Eram muitos Lucas, Oscares, Felipes, Thiagos, quem sabe alguns Neymares. Eram Severinos, Joões, Josés; Marias, Fernandas, Carolinas, Lucianas. Eram jovens, velhos, jovens velhos, velhos jovens. Em tempos de Copa das Confederações, a menos de um ano da Copa, a rua virou, de fato, a maior arquibancada do Brasil.
Tentemos, por um par de instantes, esquecer os vândalos. Pensemos que o ontem o país foi às ruas pulsar.
Pensemos que ontem o país talvez tenha criado a maior chance de vencer a grande Copa de sua história. "Juntos num só ritmo"... Finalmente fez sentido.
Há dois meses escrevi aqui que o Brasil já havia perdido a Copa do Mundo, e isso nada tinha a ver com o resultado dentro de campo, mas com a falta de resultados foram dele. Os estádios estão aí, mas o país em volta dele ainda precisa de reformas, como disseram nos comentários de um texto sobre a BR 101, um absurdo a poucos quilômetros de uma arena de R$ 600 milhões.
Gian Oddi/ESPN.com.br
Faixas de manifestantes na Av. Paulista reclamam dos gastos com a Copa do Mundo de 2014
Faixas de manifestantes na Av. Paulista reclamam dos gastos com a Copa do Mundo de 2014  
As reformas ainda não começaram. Talvez nem comecem agora. Ainda assim, os protestos são apenas o início. Que eles continuem, que tenham meio e fim.
Pessoalmente, fico orgulhoso ao ver que muita gente já entendeu que o Brasil não precisa de uma Copa, não precisa de uma Olimpíada, não precisa ouvir de um par de franco-suíços que "tal coisa está fora do padrão Fifa".
Não existe padrão Fifa de protesto, senhor Joseph Blatter.

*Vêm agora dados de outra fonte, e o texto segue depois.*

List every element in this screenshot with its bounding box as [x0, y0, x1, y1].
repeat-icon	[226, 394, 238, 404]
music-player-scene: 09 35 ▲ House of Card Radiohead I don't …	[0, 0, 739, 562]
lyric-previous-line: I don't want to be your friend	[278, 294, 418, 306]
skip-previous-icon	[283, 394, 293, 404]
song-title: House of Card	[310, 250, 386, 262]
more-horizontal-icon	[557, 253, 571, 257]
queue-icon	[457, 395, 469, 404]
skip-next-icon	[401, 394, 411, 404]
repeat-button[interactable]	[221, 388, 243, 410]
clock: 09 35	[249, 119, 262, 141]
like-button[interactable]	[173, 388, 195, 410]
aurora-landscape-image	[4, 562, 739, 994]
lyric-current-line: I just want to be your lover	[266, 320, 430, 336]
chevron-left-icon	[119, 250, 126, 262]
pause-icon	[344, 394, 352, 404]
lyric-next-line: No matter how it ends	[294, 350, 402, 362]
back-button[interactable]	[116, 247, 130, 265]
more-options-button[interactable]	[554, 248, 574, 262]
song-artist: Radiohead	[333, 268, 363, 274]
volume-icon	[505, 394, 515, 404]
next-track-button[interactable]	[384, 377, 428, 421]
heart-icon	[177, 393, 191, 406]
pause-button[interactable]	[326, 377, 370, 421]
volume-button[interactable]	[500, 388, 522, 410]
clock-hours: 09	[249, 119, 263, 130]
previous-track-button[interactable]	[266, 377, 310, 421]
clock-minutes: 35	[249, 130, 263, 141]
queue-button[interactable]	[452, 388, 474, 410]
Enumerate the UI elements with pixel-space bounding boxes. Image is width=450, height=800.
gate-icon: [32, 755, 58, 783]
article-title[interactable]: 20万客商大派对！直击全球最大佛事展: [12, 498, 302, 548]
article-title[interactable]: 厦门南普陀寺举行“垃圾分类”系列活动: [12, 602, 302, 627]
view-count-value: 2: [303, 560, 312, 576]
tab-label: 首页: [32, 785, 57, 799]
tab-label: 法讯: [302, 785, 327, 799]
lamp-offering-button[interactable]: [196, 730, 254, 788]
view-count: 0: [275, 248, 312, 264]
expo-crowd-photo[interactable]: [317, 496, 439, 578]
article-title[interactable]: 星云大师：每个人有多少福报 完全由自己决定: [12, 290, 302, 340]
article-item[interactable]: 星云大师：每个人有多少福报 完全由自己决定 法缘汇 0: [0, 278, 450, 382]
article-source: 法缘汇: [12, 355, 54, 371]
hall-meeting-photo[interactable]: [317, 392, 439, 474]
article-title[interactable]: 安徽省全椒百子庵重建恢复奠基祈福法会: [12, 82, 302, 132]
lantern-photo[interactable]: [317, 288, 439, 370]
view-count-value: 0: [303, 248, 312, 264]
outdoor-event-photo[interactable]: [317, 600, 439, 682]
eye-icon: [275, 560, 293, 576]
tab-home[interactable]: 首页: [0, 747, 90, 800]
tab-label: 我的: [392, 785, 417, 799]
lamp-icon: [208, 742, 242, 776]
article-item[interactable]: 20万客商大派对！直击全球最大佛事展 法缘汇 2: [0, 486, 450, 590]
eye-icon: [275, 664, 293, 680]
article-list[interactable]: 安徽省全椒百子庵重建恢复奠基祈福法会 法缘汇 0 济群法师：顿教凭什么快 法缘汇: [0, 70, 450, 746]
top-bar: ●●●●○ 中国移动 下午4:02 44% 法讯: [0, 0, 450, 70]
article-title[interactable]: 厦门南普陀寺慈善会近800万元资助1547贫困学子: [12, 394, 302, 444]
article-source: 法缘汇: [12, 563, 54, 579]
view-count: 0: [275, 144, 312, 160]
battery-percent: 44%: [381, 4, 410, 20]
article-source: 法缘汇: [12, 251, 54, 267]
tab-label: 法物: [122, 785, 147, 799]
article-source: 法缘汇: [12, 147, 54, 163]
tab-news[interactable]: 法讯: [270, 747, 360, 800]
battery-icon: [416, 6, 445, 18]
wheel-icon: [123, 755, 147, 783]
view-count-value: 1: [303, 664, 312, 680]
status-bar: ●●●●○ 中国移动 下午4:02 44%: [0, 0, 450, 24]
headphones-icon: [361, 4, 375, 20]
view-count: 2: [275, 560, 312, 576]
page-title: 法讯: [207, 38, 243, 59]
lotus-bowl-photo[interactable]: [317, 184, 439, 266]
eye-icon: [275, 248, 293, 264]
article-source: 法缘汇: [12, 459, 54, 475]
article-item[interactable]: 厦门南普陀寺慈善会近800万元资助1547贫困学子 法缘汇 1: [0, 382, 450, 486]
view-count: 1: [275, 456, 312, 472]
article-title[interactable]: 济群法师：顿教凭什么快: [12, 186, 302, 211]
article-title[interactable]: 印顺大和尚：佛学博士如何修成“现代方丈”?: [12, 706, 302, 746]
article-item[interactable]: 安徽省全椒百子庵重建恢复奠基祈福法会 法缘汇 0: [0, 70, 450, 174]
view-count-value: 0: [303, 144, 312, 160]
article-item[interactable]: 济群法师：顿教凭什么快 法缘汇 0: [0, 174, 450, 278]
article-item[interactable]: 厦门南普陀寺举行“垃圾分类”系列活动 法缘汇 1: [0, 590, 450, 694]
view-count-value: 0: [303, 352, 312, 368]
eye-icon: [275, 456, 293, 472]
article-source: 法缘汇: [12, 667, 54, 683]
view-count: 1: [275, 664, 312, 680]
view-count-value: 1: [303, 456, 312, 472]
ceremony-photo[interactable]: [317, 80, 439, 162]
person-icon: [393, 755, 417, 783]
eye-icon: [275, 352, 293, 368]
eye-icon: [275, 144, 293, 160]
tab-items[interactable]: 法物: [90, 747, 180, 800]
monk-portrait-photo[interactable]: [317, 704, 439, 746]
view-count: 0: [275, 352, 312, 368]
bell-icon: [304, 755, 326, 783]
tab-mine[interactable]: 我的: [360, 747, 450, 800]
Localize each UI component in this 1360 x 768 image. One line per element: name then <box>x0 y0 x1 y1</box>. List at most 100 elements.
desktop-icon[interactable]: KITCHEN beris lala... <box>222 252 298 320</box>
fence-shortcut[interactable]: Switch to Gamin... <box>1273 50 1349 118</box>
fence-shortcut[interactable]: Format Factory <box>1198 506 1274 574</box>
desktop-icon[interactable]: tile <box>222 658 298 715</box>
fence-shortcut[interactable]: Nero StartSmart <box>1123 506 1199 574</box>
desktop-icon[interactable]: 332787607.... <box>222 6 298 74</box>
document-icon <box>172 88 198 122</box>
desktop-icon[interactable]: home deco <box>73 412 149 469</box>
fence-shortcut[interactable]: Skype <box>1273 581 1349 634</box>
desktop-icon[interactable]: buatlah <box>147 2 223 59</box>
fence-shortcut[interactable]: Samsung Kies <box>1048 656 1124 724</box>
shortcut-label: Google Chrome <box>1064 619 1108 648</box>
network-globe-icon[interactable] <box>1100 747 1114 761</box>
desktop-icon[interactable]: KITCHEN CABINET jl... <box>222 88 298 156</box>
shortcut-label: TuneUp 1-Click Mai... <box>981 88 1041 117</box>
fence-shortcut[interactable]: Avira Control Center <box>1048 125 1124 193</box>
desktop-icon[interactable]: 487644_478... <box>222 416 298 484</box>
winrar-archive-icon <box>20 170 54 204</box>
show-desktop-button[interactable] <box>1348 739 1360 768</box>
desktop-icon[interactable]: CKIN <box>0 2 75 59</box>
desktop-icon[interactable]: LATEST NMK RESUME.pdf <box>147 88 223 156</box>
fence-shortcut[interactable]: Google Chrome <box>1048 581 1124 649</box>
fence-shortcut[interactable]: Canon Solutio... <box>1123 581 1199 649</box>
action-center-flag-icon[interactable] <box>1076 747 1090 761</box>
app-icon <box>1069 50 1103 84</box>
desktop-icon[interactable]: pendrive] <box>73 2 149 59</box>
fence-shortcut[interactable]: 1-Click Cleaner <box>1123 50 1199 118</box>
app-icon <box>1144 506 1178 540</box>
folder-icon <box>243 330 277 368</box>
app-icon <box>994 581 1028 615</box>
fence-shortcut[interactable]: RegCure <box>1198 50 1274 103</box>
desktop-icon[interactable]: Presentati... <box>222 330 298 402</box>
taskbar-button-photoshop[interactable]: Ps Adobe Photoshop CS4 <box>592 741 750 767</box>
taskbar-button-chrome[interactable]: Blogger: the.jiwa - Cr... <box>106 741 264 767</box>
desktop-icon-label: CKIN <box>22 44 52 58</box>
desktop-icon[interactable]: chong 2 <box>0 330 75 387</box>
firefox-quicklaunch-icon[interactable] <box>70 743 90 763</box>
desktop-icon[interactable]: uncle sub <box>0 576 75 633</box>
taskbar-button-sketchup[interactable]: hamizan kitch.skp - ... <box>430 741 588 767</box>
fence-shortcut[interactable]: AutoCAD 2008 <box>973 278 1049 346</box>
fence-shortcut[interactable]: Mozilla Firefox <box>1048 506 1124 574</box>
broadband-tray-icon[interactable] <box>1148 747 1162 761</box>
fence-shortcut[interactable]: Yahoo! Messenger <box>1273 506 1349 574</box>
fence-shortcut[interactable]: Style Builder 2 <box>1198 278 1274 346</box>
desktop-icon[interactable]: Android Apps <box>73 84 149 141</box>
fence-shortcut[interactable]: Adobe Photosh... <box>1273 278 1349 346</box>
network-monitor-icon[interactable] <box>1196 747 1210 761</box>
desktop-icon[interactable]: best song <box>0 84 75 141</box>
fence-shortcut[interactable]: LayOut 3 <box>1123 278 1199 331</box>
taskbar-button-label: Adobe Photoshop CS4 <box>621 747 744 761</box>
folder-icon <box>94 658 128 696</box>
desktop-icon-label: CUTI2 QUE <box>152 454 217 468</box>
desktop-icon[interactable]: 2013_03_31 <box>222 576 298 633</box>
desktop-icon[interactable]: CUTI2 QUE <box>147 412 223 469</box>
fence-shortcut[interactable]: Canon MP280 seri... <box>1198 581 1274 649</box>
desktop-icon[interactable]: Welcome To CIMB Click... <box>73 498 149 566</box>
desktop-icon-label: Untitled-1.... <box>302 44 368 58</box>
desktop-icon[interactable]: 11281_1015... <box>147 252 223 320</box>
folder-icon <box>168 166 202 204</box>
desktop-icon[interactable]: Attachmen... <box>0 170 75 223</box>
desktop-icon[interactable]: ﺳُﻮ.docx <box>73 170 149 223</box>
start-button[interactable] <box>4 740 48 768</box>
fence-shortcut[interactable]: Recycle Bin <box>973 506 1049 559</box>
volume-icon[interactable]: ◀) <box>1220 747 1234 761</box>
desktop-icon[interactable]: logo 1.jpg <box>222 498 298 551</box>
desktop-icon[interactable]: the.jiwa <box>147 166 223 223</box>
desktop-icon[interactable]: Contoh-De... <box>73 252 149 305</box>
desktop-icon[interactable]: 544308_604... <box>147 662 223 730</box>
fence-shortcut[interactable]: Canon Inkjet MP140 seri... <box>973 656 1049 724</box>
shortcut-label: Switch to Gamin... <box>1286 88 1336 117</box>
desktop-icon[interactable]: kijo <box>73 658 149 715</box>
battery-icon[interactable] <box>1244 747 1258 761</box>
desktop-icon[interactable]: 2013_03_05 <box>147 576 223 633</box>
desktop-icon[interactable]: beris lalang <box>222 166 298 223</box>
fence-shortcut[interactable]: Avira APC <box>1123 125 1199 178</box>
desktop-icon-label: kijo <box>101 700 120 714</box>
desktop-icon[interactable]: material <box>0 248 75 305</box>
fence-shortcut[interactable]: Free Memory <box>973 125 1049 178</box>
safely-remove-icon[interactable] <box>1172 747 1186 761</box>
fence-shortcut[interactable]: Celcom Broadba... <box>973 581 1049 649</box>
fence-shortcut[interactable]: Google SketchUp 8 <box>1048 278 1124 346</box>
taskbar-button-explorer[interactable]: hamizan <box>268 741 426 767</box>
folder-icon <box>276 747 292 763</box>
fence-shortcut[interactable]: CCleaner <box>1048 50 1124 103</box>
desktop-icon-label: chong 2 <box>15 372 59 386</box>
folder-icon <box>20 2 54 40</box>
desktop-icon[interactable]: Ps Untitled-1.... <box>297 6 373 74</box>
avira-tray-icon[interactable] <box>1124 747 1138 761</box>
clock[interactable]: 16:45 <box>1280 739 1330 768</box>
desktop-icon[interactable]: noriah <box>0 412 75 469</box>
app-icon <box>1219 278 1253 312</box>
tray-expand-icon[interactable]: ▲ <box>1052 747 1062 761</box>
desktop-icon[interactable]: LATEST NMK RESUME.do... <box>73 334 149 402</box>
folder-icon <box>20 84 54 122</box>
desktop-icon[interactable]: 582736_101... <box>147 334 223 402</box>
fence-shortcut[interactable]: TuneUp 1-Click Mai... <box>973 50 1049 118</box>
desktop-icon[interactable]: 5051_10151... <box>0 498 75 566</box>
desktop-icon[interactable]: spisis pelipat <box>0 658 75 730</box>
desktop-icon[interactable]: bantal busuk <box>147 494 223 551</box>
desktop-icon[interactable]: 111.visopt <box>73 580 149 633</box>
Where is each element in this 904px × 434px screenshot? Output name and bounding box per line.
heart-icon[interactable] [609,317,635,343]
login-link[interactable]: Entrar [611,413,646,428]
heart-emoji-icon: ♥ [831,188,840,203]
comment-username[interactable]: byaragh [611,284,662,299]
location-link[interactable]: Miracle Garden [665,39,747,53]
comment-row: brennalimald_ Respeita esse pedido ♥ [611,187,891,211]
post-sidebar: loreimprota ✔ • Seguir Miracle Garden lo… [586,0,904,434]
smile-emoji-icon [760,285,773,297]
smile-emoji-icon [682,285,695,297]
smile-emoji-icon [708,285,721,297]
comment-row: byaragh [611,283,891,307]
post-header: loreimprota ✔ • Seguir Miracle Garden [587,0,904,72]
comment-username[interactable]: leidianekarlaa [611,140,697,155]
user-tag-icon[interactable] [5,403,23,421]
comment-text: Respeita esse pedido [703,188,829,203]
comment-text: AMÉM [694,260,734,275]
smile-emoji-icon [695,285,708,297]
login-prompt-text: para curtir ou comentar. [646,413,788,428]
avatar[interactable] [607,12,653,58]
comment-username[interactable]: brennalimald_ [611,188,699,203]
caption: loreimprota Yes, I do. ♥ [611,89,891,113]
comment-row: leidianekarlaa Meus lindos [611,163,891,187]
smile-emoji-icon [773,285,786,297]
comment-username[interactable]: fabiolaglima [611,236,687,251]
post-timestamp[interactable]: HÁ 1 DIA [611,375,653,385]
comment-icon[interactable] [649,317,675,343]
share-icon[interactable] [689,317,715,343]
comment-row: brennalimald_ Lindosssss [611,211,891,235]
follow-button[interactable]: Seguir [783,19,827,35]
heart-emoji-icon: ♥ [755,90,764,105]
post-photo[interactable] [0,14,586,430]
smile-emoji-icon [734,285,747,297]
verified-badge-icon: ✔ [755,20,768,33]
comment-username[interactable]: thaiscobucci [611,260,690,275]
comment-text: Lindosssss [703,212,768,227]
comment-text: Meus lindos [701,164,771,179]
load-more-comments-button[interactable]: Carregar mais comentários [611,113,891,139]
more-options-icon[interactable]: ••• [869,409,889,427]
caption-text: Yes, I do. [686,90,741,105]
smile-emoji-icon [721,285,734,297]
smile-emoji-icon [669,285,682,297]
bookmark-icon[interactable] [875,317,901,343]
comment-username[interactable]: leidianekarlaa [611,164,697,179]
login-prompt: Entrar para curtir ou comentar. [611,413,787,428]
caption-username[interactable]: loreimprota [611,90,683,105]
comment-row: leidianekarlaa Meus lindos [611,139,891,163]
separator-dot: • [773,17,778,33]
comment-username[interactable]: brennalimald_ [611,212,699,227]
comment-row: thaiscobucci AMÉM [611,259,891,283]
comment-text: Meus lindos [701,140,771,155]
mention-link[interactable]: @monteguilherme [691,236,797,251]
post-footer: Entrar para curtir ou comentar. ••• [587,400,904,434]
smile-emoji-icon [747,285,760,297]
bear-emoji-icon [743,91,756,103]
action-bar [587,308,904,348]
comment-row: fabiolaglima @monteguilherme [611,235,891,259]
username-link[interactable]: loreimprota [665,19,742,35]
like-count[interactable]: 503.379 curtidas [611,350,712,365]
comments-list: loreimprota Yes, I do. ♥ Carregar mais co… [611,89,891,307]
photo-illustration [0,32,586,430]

Os grandes eventos esportivos viraram os olhos do mundo para o Brasil e, durante anos, isso significou investir bilhões de dinheiro público em arenas para "não passar vergonha", ou para "fazer bonito". Como se o maior índice social de um país fosse a imagem que ele tem para consumo externo. Como se a grande preocupação fosse não deixar com que os gringos vissem o Brasil de verdade, aquele em que seríamos obrigados a viver quando eles fossem embora.
Esqueceram de combinar com o povo.
O mesmo povo que não foi consultado sobre a necessidade de o país se candidatar a receber Copa e Olimpíada, o mesmo povo que não foi consultado sobre os investimentos em estádios, o povo que pega o ônibus de má qualidade, que anda em estradas esburacadas, que faz filas em hospitais e não tem vagas em escolas.
O povo que agora mostra ao mundo que, vejam só, o Brasil não é uma roda de samba infinita que gira em torno de dribles de futebol e mulatas seminuas.
O Brasil padrão Fifa não existe. A nossa Copa é outra, monsieur Valcke.
Nossa Copa é ter um transporte público mais barato e de qualidade, nossa Copa é ter saneamento básico, é ter calçadas nas ruas, médicos nos hospitais, é poder sorrir depois que o jogo acaba, seja qual for o resultado, porque no futebol perder ou ganhar é só uma parte do espetáculo. É ter um país que seja feliz fora dos vídeos promocionais que rodam o mundo nas edições de vídeo da entidade que diz viver por "Amor ao jogo". Desde que o jogo seja feito no padrão ditado por ela.
Os protestos são contra muita coisa. Cada um tem suas reivindicações, cada um tem seus anseios. Cada brasileiro tem uma Copa para vencer.
Não existe padrão Fifa para a indignação. Nem para sonhar e lutar por um país melhor.